4 min

Pride dodges bullet

Last-minute filing stops dissolution

Credit: Robin Perelle

It looks like the Vancouver Pride Society (VPS) has narrowly avoided disaster once again. With just days to spare, the VPS managed to stave off dissolution last week when it sent the provincial government several years’ worth of required back-filings Jan 30. Though the government registry had not yet received the filings as Xtra West went to press, staff say they won’t dissolve the VPS as long as the filings arrive soon.

“If they do get all their filings in and bring them up to date they will be in good standing. But that hasn’t happened yet,” says John Powell, who oversees BC’s registry of incorporated companies and societies.

VPS directors say the late filings aren’t their fault. They were just cleaning up the messes created by previous directors, says treasurer Barry Piersdorff.

The messes date back to 2000, the year the VPS stopped sending its financial report and list of directors to the provincial registry. The registry’s rules state that societies must file both documents every year. If a society misses two years in a row, they will be dissolved-and cease to exist legally.

It’s important to update that information every year, Powell explains, because people check the registry to find out how companies and societies are doing and who’s running them. If the information listed is out-of-date, “we’d have a registry here that doesn’t mean anything.”

Right now, the information in the VPS file dates back to 1999, when Michael Shea was still president and the VPS was not in debt. Shea has since been succeeded by Michael Cowan and Shawn Ewing, and last year the VPS announced a debt of $106,000 (which it then struggled to re-pay and finally managed to retire in December).

When registry staff realized that the file was so out-of-date, they sent the VPS a letter telling it to hurry up and file their current and missing information-or get dissolved. That was last February.

The VPS received the letter in March and promptly asked for an extension. Then it asked for another extension in June after the first one ran out.

By September, VPS directors had realized just how large and complicated a task it would be to compile the necessary information, says board member Steven Schelling. Though the current board had its own financial statements and list of directors for 2002 and 2003, the two previous years’ records were in shambles. And piecing them together was a daunting task.

“The records were in a deplorable state,” Piersdorff confirms. “There were no books. There were no accounting records, no minute books, and various and other records that were just not present.”

And the provincially required reports simply did not exist.

VPS president Shawn Ewing says she couldn’t even piece together a complete list of who sat on the board during those years. She had to rely on old office phone lists for clues-and tracking people down wasn’t easy.

“We were having a great deal of difficulty,” says Piersdorff. “Rummaging through files, gleaning any information that was available.”

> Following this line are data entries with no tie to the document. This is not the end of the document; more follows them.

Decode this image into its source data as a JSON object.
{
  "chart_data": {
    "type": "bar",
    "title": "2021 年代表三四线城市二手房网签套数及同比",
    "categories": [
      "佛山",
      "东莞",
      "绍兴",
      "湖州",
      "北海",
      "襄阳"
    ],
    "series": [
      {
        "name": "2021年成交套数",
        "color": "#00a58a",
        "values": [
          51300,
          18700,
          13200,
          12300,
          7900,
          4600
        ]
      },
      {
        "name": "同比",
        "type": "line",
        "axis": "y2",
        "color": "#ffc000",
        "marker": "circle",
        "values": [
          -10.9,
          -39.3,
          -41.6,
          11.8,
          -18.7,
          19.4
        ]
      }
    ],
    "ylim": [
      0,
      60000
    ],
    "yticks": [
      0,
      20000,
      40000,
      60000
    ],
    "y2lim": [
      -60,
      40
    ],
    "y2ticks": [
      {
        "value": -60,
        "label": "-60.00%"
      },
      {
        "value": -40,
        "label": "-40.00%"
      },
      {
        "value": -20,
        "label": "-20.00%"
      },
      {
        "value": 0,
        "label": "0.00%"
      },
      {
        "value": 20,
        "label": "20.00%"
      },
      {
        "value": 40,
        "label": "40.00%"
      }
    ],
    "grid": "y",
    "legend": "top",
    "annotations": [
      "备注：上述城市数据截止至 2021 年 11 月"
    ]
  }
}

So the board wrote to the registry again, this time not only asking for another extension-their third-but some guidance as well. Staff were obliging. They granted the extension and told the VPS to send everything they had and to add a signed affidavit explaining what they lacked and why.

In the end, the affidavit wasn’t necessary. “We sent what we believe to be the reports” for all four years, Piersdorff says, having pieced together the 2000 and 2001 financial records from bank statements and documents filed “here, there and elsewhere.

“We’ve done everything we can at this point to remedy the deficiencies,” he says. So presumably we are still a Society tonight.”

Despite all the stress and extra work the missing files created, Piersdorff is reluctant to judge the 2000-2001 directors.

“It’s not my place to sit in judgement,” he says. “I don’t know what pressures these people were operating under. I know there was a mess and I know I was on the clean-up team. That’s all I know.”

Ewing knows first-hand what pressures the 2001 board faced, since she sat on it for a year before becoming president in 2002. But she, too, is reluctant to criticize the previous, Cowan-led administration.

The 2001 board only had six “functioning board members,” she says. “I know that’s the kind of space they were at. And I can’t. I can’t stand in judgement and say I feel one way or another.

“[But] I will not leave the board that way,” she adds quietly.

And Ewing won’t walk away from the previous boards’ messes, either. “It’s a job that has to be done and we won’t leave it. I won’t.”

Piersdorff won’t abandon the mess, either. It’s Pride, he says, tears suddenly filling his eyes. “It’s bigger than the Pride Society. It’s Pride itself.”

It’s about “being able to walk in the community and be proud of who I am and what I do and who I do.”

Had the VPS missed its filing deadline and been dissolved, it would have ceased to exist legally-making it very difficult to sign any contracts and put on a party the size of Pride.

But that should be a hypothetical question now, says Piersdorff, provided all the documents are in order and the registry is satisfied.

Now Ewing is hoping the community won’t blame the current board for the past boards’ failings.

This board is committed to filing on time and has been working towards that goal for months, she says. And it is still committed to its earlier promises of transparency and accountability, too.

This problem with the registry should not reflect badly on the current directors. “The 14 people that sit around the table every two weeks [now]-they have done nothing except work together to resolve the late issues and move forward,” Ewing says.